In division 2, newcomer tomekkulczynski took an impressive first place with over 300 points difference over second placed xnitin and third placed Biskup.

# The Problems

TeamSplit
Used as: Division Two - Level One:
 Value 250 Submission Rate 265 / 279 (94.98%) Success Rate 247 / 265 (93.21%) High Score agray for 248.71 points (2 mins 3 secs) Average Score 215.67 (for 247 correct submissions)

Since the strengths are given in an array in an arbitrary order, we first sort them in descending order.
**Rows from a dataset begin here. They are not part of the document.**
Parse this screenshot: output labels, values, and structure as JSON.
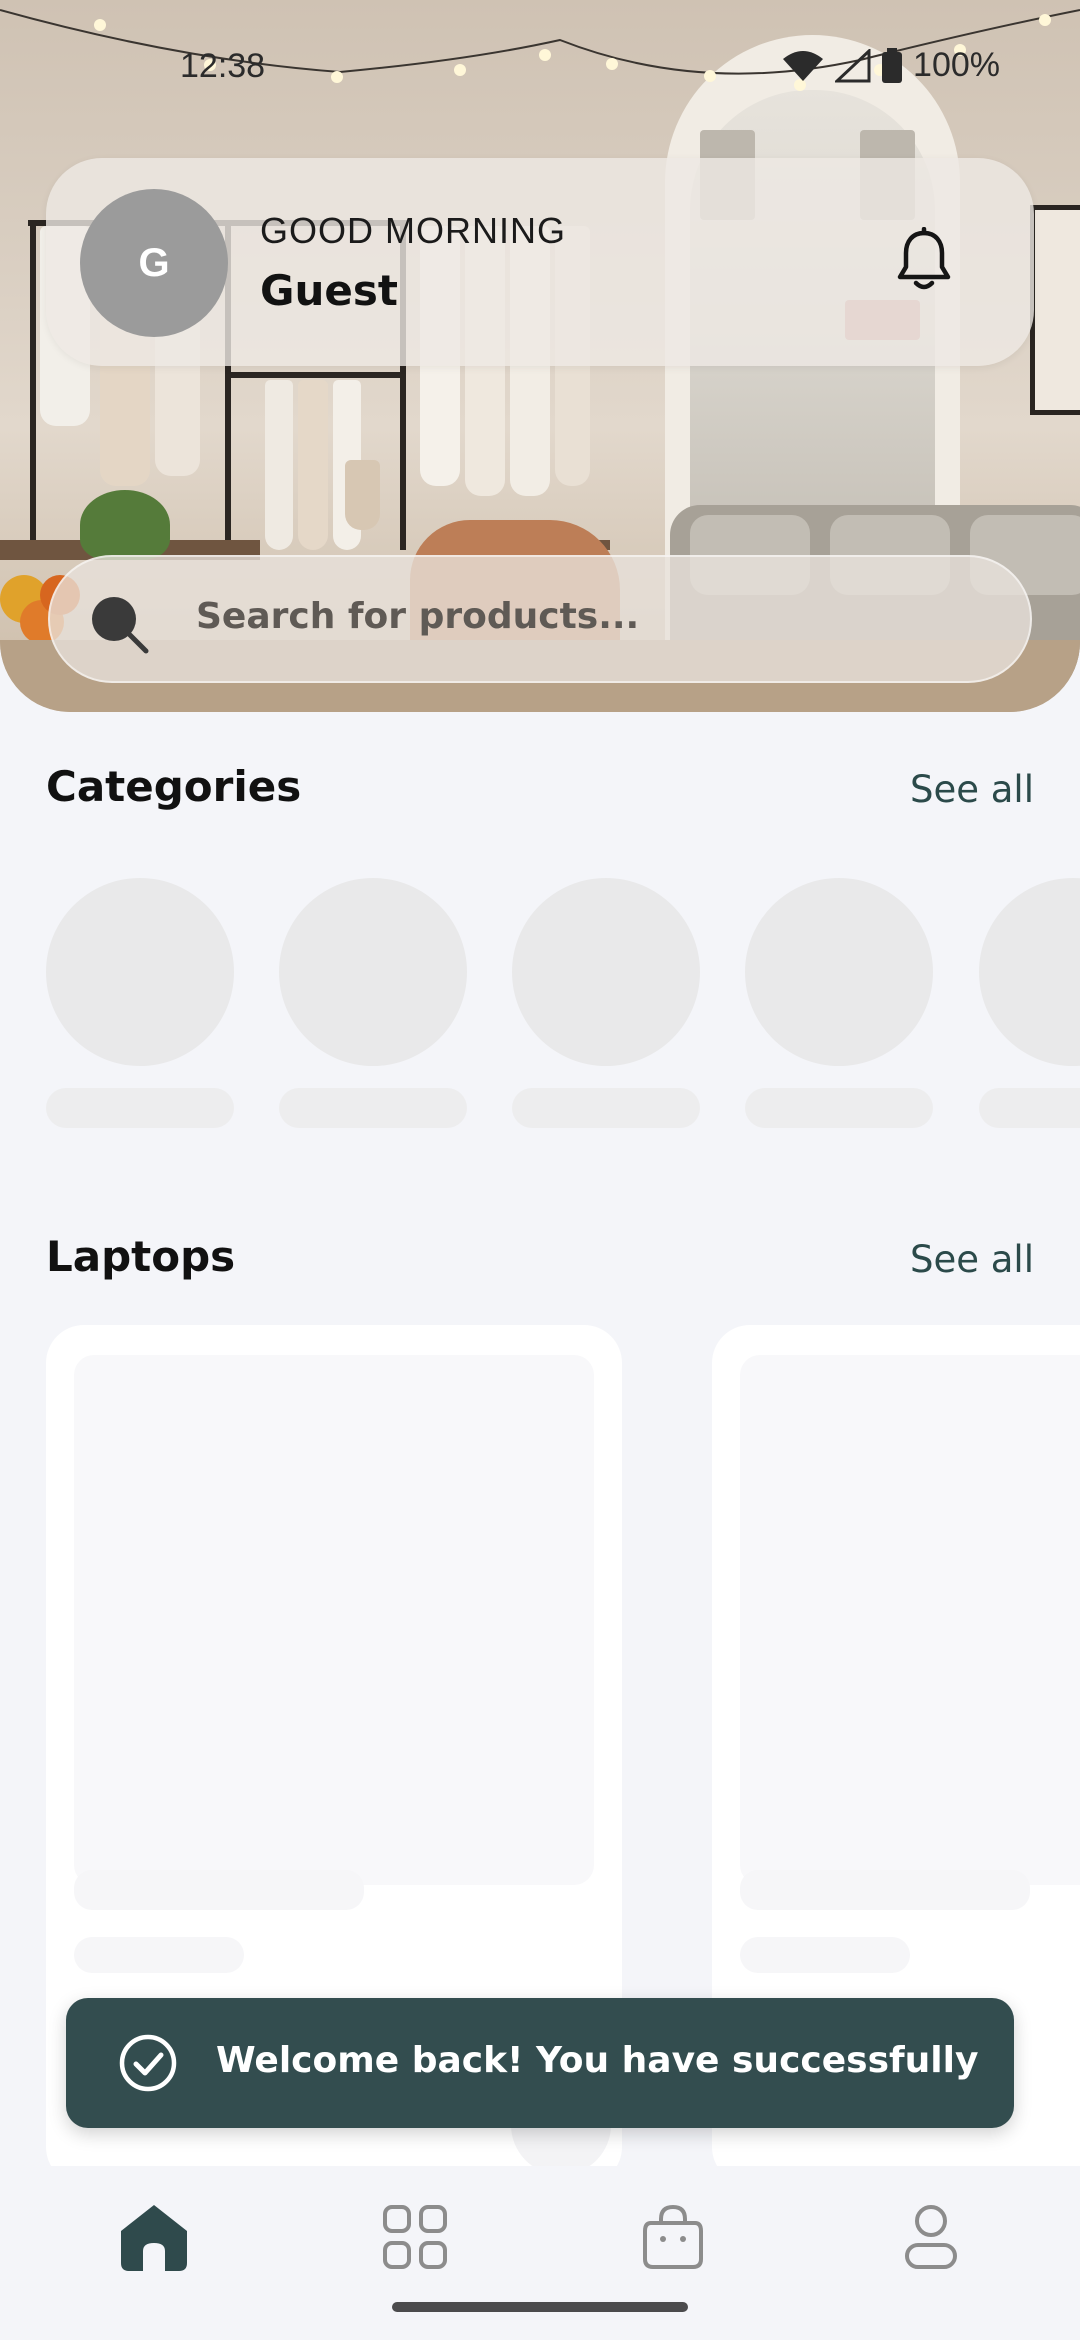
{
  "status_bar": {
    "time": "12:38",
    "battery": "100%",
    "icons": [
      "wifi-icon",
      "signal-icon",
      "battery-icon"
    ]
  },
  "header": {
    "avatar_initial": "G",
    "greeting": "GOOD MORNING",
    "user_name": "Guest",
    "notification_icon": "bell-icon"
  },
  "search": {
    "placeholder": "Search for products..."
  },
  "categories": {
    "title": "Categories",
    "see_all": "See all",
    "items_loading": 5
  },
  "laptops": {
    "title": "Laptops",
    "see_all": "See all",
    "cards_loading": 2
  },
  "toast": {
    "message": "Welcome back! You have successfully",
    "icon": "check-circle-icon"
  },
  "bottom_nav": {
    "items": [
      {
        "name": "home",
        "icon": "home-icon",
        "active": true
      },
      {
        "name": "categories",
        "icon": "grid-icon",
        "active": false
      },
      {
        "name": "cart",
        "icon": "bag-icon",
        "active": false
      },
      {
        "name": "profile",
        "icon": "user-icon",
        "active": false
      }
    ]
  },
  "colors": {
    "accent": "#334d4f",
    "background": "#f4f5f9",
    "skeleton": "#e9e9ea"
  }
}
Now we loop through all elements, and add each strength alternating to the team strength of team 1 and team 2, beginning with team 1 (don't forget to initialize team strengths to 0 at the beginning.) Finally, return the difference of the two team strengths.

GuessCard
Used as: Division Two - Level Two:
 Value 500 Submission Rate 135 / 279 (48.39%) Success Rate 87 / 135 (64.44%) High Score tomekkulczynski for 441.52 points (10 mins 37 secs) Average Score 241.90 (for 87 correct submissions)
Used as: Division One - Level One:
 Value 250 Submission Rate 208 / 216 (96.30%) Success Rate 148 / 208 (71.15%) High Score jshute for 237.98 points (6 mins 26 secs) Average Score 168.86 (for 148 correct submissions)

With the low constraints for this problem, we can simply solve it by simulating the procedure given in the problem statement.

For this, we can use an `int[][] configuration`, where we store the card numbers in the current configuration (we enumerate the cards from 1 up to `(width * length)` as in the example in the problem statement), and a `boolean[] possible` that represents for each card if it is a possible solution (in the beginning, all elements of this array are true).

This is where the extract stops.